Technology & Privacy
How AI-Generated Content Laws Are Changing Across the Country
February 12, 2026 | Max Rieper
Key Takeaways:
- In 2026, twenty states have comprehensive privacy laws in effect, with new laws in Indiana, Kentucky, and Rhode Island joining the landscape and several state privacy law amendments taking effect.
- Key comprehensive privacy law effective dates this year include January 1 for Indiana, Kentucky, and Rhode Island, July 1 for Connecticut, Arkansas, and Utah, and August 1 for new California data broker registration requirements.
- California expanded its data broker registration requirements, mandating more detailed disclosures and streamlined deletion request processing, while also enacting new consumer health data privacy protections.
- States like Connecticut and Arkansas have tightened privacy protections for minors, with new age-appropriate design code requirements and restrictions on the sale and use of minors’ personal data.
- Looking ahead, additional state privacy laws and age-appropriate design code measures are set to take effect in 2027, while some proposals, such as New York’s Health Information Privacy Act, did not advance.
While no new comprehensive state privacy laws were passed in 2025, lawmakers were far from idle. Several states amended existing privacy frameworks last year, and a number of previously enacted laws and regulations are now coming into force in 2026 and beyond. What follows is a practical rundown of the most important effective dates and substantive changes privacy teams should have on their radar.
How Many States Have Comprehensive Privacy Laws in 2026?
Twenty states now have comprehensive privacy laws on the books (counting Florida, which has a narrower scope than other state privacy laws).
Privacy Laws Taking Effect January 1, 2026
New comprehensive privacy laws in Indiana (IN SB 5), Kentucky (KY HB 15), and Rhode Island (RI HB 7787/SB 2500) take effect. All three largely mirror the template set in Virginia, although Rhode Island's law has notably low applicability thresholds, covering entities that control or process the data of at least 35,000 consumers, or 10,000 consumers if more than 20 percent of revenue is derived from the sale of personal data. Kentucky's law was amended last year (KY HB 473) before ever taking effect, with targeted changes to health care data-level exemptions and clarified when data protection assessments are required for profiling.
Oregon lawmakers amended their privacy law (OR HB 2008) to prohibit the sale of personal data when a controller has actual knowledge, or willfully disregards knowledge, that a consumer is under 16 years of age. The amendment also prohibits the sale of precise geolocation data relating to an individual's location within a 1,750-foot radius. The 30-day right to cure also expired on January 1.
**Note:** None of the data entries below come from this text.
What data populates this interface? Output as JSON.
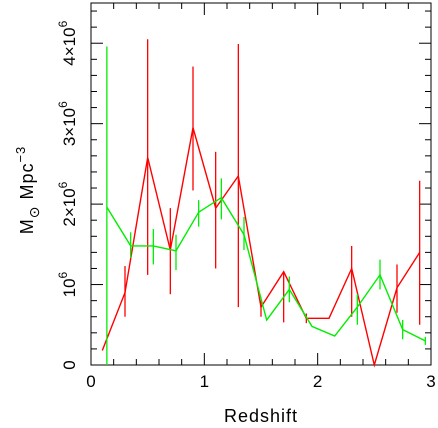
{
  "chart_data": {
    "type": "line",
    "xlabel": "Redshift",
    "ylabel": {
      "base": "M",
      "subscript": "⊙",
      "unit": " Mpc",
      "superscript": "−3"
    },
    "xlim": [
      0,
      3
    ],
    "ylim": [
      0,
      4500000
    ],
    "x_ticks": [
      {
        "value": 0,
        "label": "0"
      },
      {
        "value": 1,
        "label": "1"
      },
      {
        "value": 2,
        "label": "2"
      },
      {
        "value": 3,
        "label": "3"
      }
    ],
    "y_ticks": [
      {
        "value": 0,
        "coef": "0",
        "exp": ""
      },
      {
        "value": 1000000,
        "coef": "10",
        "exp": "6"
      },
      {
        "value": 2000000,
        "coef": "2×10",
        "exp": "6"
      },
      {
        "value": 3000000,
        "coef": "3×10",
        "exp": "6"
      },
      {
        "value": 4000000,
        "coef": "4×10",
        "exp": "6"
      }
    ],
    "grid": false,
    "series": [
      {
        "color": "#ff0000",
        "points": [
          {
            "x": 0.1,
            "y": 180000,
            "lo": 180000,
            "hi": 180000
          },
          {
            "x": 0.3,
            "y": 900000,
            "lo": 600000,
            "hi": 1230000
          },
          {
            "x": 0.5,
            "y": 2580000,
            "lo": 1120000,
            "hi": 4050000
          },
          {
            "x": 0.7,
            "y": 1430000,
            "lo": 880000,
            "hi": 1950000
          },
          {
            "x": 0.9,
            "y": 2950000,
            "lo": 2170000,
            "hi": 3710000
          },
          {
            "x": 1.1,
            "y": 1950000,
            "lo": 1200000,
            "hi": 2650000
          },
          {
            "x": 1.3,
            "y": 2350000,
            "lo": 720000,
            "hi": 3990000
          },
          {
            "x": 1.5,
            "y": 720000,
            "lo": 600000,
            "hi": 800000
          },
          {
            "x": 1.7,
            "y": 1160000,
            "lo": 530000,
            "hi": 1160000
          },
          {
            "x": 1.9,
            "y": 580000,
            "lo": 520000,
            "hi": 640000
          },
          {
            "x": 2.1,
            "y": 580000,
            "lo": 580000,
            "hi": 580000
          },
          {
            "x": 2.3,
            "y": 1200000,
            "lo": 600000,
            "hi": 1480000
          },
          {
            "x": 2.5,
            "y": 0,
            "lo": 0,
            "hi": 0
          },
          {
            "x": 2.7,
            "y": 960000,
            "lo": 650000,
            "hi": 1250000
          },
          {
            "x": 2.9,
            "y": 1400000,
            "lo": 500000,
            "hi": 2290000
          }
        ]
      },
      {
        "color": "#00ee00",
        "points": [
          {
            "x": 0.14,
            "y": 1960000,
            "lo": 0,
            "hi": 3960000
          },
          {
            "x": 0.35,
            "y": 1480000,
            "lo": 1330000,
            "hi": 1650000
          },
          {
            "x": 0.55,
            "y": 1480000,
            "lo": 1250000,
            "hi": 1690000
          },
          {
            "x": 0.75,
            "y": 1420000,
            "lo": 1180000,
            "hi": 1620000
          },
          {
            "x": 0.95,
            "y": 1900000,
            "lo": 1720000,
            "hi": 2050000
          },
          {
            "x": 1.15,
            "y": 2080000,
            "lo": 1810000,
            "hi": 2320000
          },
          {
            "x": 1.35,
            "y": 1620000,
            "lo": 1430000,
            "hi": 1840000
          },
          {
            "x": 1.55,
            "y": 560000,
            "lo": 560000,
            "hi": 560000
          },
          {
            "x": 1.75,
            "y": 940000,
            "lo": 780000,
            "hi": 1100000
          },
          {
            "x": 1.95,
            "y": 480000,
            "lo": 480000,
            "hi": 480000
          },
          {
            "x": 2.15,
            "y": 360000,
            "lo": 360000,
            "hi": 360000
          },
          {
            "x": 2.35,
            "y": 720000,
            "lo": 500000,
            "hi": 880000
          },
          {
            "x": 2.55,
            "y": 1120000,
            "lo": 940000,
            "hi": 1310000
          },
          {
            "x": 2.75,
            "y": 440000,
            "lo": 320000,
            "hi": 560000
          },
          {
            "x": 2.95,
            "y": 300000,
            "lo": 250000,
            "hi": 350000
          }
        ]
      }
    ]
  }
}
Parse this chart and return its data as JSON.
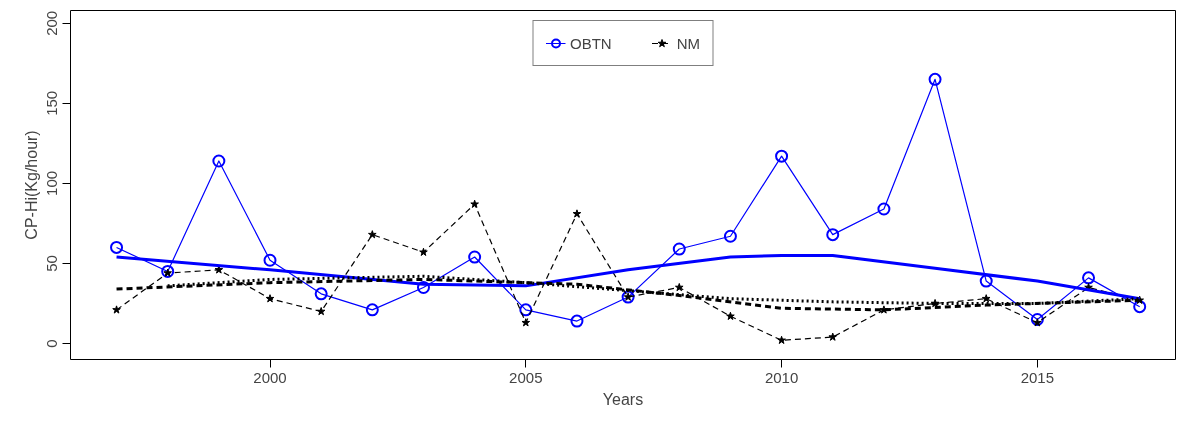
{
  "chart_data": {
    "type": "line",
    "xlabel": "Years",
    "ylabel": "CP-Hi(Kg/hour)",
    "x": [
      1997,
      1998,
      1999,
      2000,
      2001,
      2002,
      2003,
      2004,
      2005,
      2006,
      2007,
      2008,
      2009,
      2010,
      2011,
      2012,
      2013,
      2014,
      2015,
      2016,
      2017
    ],
    "series": [
      {
        "name": "OBTN",
        "color": "#0000ff",
        "marker": "circle",
        "line_style": "solid",
        "values": [
          60,
          45,
          114,
          52,
          31,
          21,
          35,
          54,
          21,
          14,
          29,
          59,
          67,
          117,
          68,
          84,
          165,
          39,
          15,
          41,
          23
        ]
      },
      {
        "name": "NM",
        "color": "#000000",
        "marker": "star",
        "line_style": "dashed",
        "values": [
          21,
          44,
          46,
          28,
          20,
          68,
          57,
          87,
          13,
          81,
          29,
          35,
          17,
          2,
          4,
          21,
          25,
          28,
          13,
          35,
          27
        ]
      },
      {
        "color": "#0000ff",
        "marker": "none",
        "line_style": "solid",
        "x": [
          1997,
          2000,
          2003,
          2005,
          2007,
          2009,
          2010,
          2011,
          2013,
          2015,
          2017
        ],
        "values": [
          54,
          46,
          37,
          36,
          46,
          54,
          55,
          55,
          47,
          39,
          28
        ]
      },
      {
        "color": "#000000",
        "marker": "none",
        "line_style": "dashed",
        "x": [
          1997,
          2000,
          2003,
          2006,
          2008,
          2010,
          2012,
          2014,
          2017
        ],
        "values": [
          34,
          38,
          40,
          37,
          30,
          22,
          21,
          24,
          27
        ]
      },
      {
        "color": "#000000",
        "marker": "none",
        "line_style": "dotted",
        "x": [
          1998,
          2000,
          2003,
          2005,
          2007,
          2009,
          2011,
          2013,
          2015,
          2017
        ],
        "values": [
          36,
          40,
          42,
          38,
          33,
          28,
          26,
          25,
          25,
          28
        ]
      }
    ],
    "xlim": [
      1996.1,
      2017.7
    ],
    "ylim": [
      -10,
      208
    ],
    "xticks": [
      2000,
      2005,
      2010,
      2015
    ],
    "yticks": [
      0,
      50,
      100,
      150,
      200
    ],
    "grid": false,
    "legend": "top"
  }
}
Need guidance on how new state privacy laws affect your organization? MultiState's technology and privacy policy practice helps businesses navigate the evolving state privacy landscape and develop strategies that work across jurisdictions. Learn more about our tech policy practice →
California expanded the state's data broker registration law through CA SB 361, which requires data brokers to disclose significantly more information about the personal data they collect, including whether such data is sold to certain entities such as foreign actors, federal or state governments, or generative AI developers. The law also requires brokers to process opt-out requests using the California Privacy Protection Agency's accessible deletion mechanism within 45 days of receipt.
California also enacted a consumer health data privacy law that took effect on January 1. The bill (CA AB 45), passed last session, prohibits the collection, use, sale, sharing, or retention of personal data from individuals at or near a family planning center, except in limited circumstances. It further prohibits geofencing around in-person health care facilities to track individuals, collect data, send notifications, or advertise.
In addition, new California privacy regulations took effect, requiring mandatory risk assessments for processing activities that present a significant risk to consumer privacy, with initial assessments due by April 1, 2028. The regulations also establish notice and opt-out rights for consumers when automated decision-making technology is used to make significant decisions, although those provisions do not take effect until January 1, 2027.
Nebraska's Age-Appropriate Design Code (NE LB 504) also took effect at the beginning of the year. The law generally applies only when a covered online service has actual knowledge that data is from a minor, or when the service cannot reasonably conclude that fewer than 2 percent of its users are minors, unlike similar laws in Maryland and Vermont that apply to services reasonably likely to be accessed by minors.
The Texas Responsible Artificial Intelligence Governance Act (TX HB 149) also took effect on January 1, prohibiting certain harmful uses of artificial intelligence. The law applies existing privacy requirements to data collected or processed for AI systems, clarifies when an individual is deemed to have consented to biometric capture, and creates limited exceptions for biometric data used to train AI models under specified conditions.